December 19, 2025
Snackpocalypse Now
Prepare for That Stupid World
Vending bot loses cash, comments lose patience
TLDR: WSJ let an AI run a snack machine and it lost money, sparking a fight over whether this was goofy gadget journalism or sneaky AI hype. Commenters split between “accept the future” and “stop normalizing pointless tech,” with job anxiety and media trust fueling the drama.
The Wall Street Journal’s AI vending machine experiment starring Anthropic’s chatbot turned into the internet’s favorite roast. The original critique warned this was basically an ad pretending to be journalism, normalizing dumb tech with a wink: AI ran the snack stand, lost money, then told us to “prepare for that world.” Cue comment-section fireworks.
One camp rolled their eyes at the stunt, calling it “milquetoast” and arguing the real lesson is to stop acting surprised: AI hype is here, complain later. Another camp said the author is missing the point: WSJ’s Joanna Stern does playful gadget stories, not takedowns; the job is to show what it feels like to use new tech, even if it’s silly. There were bigger-picture hot takes too—like LLMs (large language models) being sold as “insurance for white‑collar workers,” promising comfort while quietly reshaping jobs.
The memes wrote themselves: people joked about lining up for a “free Coke” that cost collective dignity, the bot ordering 100 PlayStations, and the Anthropic guy’s warning about getting “locked out” of your own business. It’s snack machine slapstick with a side of media trust issues, and the crowd can’t decide if this is harmless gadget theater—or a soft sell for an everywhere‑AI future.
Key Points
- •The article critiques a WSJ video about an office vending machine operated by an Anthropic chatbot that reportedly lost hundreds of dollars.

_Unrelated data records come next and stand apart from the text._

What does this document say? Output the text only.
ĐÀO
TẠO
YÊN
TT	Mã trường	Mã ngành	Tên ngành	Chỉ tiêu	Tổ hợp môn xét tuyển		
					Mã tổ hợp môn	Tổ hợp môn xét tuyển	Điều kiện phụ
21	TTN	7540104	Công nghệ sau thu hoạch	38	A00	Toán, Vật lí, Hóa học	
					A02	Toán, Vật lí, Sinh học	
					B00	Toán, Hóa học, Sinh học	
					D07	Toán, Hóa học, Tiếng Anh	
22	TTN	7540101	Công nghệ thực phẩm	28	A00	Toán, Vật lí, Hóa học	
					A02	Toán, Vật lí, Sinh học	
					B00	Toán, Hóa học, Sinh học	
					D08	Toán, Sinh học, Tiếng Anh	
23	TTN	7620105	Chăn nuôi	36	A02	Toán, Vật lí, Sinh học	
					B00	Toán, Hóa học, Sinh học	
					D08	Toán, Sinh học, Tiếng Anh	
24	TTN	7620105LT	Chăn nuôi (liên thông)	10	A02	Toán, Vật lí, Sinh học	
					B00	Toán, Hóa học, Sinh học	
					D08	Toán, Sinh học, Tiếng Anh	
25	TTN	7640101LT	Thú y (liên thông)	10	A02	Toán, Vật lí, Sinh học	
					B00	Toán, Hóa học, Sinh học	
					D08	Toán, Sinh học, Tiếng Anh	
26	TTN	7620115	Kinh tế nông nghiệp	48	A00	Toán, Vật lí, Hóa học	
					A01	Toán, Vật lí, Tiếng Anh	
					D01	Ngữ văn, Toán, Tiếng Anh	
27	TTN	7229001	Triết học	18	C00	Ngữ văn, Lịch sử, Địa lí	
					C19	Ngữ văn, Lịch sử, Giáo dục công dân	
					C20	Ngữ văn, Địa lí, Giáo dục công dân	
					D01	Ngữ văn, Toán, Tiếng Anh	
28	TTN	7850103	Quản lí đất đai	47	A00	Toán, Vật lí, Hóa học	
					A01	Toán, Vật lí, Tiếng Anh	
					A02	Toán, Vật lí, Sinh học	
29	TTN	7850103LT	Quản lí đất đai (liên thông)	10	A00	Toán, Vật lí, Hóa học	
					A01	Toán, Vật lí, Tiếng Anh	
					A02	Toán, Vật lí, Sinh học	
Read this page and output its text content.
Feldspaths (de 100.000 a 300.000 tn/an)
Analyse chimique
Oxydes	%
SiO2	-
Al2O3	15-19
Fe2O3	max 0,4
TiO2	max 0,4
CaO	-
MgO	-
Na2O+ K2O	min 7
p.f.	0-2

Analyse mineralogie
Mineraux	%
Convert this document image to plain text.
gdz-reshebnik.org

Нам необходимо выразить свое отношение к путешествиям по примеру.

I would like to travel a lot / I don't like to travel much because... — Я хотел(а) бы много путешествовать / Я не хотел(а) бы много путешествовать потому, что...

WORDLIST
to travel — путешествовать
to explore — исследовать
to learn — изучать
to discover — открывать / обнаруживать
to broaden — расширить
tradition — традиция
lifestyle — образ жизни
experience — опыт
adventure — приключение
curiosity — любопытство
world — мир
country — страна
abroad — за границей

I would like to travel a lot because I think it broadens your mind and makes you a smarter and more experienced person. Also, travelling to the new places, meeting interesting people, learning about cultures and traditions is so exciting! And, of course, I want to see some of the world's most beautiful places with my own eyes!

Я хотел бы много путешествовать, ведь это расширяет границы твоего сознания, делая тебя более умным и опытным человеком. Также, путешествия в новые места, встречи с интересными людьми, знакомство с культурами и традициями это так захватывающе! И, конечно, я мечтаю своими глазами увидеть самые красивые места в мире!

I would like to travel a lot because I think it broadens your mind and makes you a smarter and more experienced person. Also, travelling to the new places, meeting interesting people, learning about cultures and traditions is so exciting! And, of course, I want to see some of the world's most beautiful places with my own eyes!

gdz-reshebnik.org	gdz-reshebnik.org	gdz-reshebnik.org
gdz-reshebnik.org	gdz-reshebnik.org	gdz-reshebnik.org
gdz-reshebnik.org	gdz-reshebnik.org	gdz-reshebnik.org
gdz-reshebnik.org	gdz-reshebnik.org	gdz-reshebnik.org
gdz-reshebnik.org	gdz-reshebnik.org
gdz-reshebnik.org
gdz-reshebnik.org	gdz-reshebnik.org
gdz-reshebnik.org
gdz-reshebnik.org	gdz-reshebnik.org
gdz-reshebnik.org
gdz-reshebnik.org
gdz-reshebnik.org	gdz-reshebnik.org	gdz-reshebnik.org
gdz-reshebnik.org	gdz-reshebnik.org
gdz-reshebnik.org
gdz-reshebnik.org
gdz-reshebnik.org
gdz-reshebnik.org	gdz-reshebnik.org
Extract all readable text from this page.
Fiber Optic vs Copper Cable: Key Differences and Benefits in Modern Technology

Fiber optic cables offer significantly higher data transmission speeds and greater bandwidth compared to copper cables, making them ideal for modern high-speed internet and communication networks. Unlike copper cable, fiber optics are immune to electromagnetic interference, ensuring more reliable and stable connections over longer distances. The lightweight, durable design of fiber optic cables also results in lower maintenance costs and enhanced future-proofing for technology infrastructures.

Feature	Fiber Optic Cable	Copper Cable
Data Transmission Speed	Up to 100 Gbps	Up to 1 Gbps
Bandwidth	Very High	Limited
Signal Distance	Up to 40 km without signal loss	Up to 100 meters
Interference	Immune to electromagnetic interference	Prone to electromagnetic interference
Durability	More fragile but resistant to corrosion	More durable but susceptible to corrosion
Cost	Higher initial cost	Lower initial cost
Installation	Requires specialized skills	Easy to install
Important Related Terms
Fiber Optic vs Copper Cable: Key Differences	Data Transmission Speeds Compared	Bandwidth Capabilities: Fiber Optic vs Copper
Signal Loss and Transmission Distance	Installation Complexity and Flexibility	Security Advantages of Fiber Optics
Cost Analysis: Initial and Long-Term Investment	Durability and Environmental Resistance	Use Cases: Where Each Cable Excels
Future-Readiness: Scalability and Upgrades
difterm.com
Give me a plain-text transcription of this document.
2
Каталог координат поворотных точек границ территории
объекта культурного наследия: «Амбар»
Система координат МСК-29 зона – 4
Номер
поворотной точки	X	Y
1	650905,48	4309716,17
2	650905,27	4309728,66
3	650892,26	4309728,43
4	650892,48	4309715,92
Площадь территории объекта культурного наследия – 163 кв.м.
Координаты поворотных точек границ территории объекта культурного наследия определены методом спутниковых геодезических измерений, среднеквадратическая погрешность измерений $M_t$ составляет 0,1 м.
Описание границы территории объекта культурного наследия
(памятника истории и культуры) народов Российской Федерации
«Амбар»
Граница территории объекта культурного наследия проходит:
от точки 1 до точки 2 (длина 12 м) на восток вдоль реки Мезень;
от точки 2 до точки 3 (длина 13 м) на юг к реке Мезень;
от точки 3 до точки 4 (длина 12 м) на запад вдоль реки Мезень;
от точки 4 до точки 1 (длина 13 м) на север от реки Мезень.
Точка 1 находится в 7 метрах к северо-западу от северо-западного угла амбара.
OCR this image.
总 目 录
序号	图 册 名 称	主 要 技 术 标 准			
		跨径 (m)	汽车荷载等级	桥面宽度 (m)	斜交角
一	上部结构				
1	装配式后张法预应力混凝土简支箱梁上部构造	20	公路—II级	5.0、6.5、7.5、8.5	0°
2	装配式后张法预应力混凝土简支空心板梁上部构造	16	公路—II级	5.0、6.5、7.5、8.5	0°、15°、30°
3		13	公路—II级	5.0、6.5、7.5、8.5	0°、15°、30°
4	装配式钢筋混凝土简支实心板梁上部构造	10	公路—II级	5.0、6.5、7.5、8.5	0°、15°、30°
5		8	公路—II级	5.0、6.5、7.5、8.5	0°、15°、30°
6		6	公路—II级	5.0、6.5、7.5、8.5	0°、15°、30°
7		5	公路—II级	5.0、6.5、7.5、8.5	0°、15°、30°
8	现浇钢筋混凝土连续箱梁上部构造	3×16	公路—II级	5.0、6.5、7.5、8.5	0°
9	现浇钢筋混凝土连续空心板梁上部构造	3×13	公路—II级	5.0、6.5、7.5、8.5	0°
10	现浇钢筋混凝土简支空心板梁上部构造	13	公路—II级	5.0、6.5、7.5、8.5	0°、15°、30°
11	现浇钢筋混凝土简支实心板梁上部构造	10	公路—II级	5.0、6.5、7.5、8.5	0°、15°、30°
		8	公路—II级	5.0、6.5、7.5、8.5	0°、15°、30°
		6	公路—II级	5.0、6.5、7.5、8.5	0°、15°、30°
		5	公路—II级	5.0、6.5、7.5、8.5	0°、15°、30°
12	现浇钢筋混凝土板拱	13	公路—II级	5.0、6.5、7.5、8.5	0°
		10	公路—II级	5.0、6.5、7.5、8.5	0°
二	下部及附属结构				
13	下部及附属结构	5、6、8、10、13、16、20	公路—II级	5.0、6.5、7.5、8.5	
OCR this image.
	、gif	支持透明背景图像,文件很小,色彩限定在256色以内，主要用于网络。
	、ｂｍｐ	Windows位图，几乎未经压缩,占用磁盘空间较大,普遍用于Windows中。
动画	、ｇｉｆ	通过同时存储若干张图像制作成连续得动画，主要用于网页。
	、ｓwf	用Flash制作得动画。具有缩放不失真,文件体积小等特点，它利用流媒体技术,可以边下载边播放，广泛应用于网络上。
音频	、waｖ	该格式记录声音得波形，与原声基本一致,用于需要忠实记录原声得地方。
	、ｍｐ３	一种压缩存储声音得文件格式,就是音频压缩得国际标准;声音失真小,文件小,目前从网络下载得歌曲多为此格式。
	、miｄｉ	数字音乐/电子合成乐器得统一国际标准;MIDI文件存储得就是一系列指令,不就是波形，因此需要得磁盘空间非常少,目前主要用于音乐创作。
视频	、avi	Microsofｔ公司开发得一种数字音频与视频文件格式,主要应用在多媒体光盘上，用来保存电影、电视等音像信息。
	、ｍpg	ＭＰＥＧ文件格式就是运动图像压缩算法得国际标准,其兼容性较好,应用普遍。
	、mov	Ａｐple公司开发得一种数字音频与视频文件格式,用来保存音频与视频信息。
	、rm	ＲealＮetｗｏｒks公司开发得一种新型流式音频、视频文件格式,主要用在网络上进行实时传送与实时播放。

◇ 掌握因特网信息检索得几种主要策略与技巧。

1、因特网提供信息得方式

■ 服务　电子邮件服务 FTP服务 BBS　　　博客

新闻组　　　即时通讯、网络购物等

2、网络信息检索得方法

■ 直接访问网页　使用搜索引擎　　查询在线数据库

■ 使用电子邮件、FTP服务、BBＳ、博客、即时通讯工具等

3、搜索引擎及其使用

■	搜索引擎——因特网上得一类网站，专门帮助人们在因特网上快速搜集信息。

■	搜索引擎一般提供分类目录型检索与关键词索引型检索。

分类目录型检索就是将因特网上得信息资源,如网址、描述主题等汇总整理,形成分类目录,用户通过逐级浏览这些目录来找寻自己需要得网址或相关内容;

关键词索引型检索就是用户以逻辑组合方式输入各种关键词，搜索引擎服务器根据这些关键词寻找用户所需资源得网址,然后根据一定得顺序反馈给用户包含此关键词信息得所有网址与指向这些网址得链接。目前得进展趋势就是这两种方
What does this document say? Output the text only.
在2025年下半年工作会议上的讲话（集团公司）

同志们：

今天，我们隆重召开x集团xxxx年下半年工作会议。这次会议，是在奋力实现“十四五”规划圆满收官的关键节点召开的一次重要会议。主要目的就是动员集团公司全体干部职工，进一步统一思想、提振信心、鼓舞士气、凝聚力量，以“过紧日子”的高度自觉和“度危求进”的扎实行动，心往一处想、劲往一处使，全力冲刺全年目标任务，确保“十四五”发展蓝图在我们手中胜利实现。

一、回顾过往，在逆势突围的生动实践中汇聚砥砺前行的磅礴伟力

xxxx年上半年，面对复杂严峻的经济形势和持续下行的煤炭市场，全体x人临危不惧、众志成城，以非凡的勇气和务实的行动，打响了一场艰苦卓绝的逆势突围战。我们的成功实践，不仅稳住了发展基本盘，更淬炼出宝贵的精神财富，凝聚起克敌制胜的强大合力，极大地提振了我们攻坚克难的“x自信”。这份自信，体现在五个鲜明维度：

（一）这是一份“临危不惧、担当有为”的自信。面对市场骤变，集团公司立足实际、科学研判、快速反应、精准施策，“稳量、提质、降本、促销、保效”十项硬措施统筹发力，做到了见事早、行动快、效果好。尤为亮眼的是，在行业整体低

- •The author argues a chatbot adds no practical value to a snack vending machine, which already functions autonomously.
- •The piece contends the video normalizes AI deployment in contexts where it may be unnecessary.
- •An Anthropic representative is quoted cautioning that Claude AI could run a business but might introduce risks (e.g., lockouts or unwanted orders).
- •The article concludes with the notion to “prepare for that world” where chatbots are ubiquitous; the author also identifies their background and current book outreach.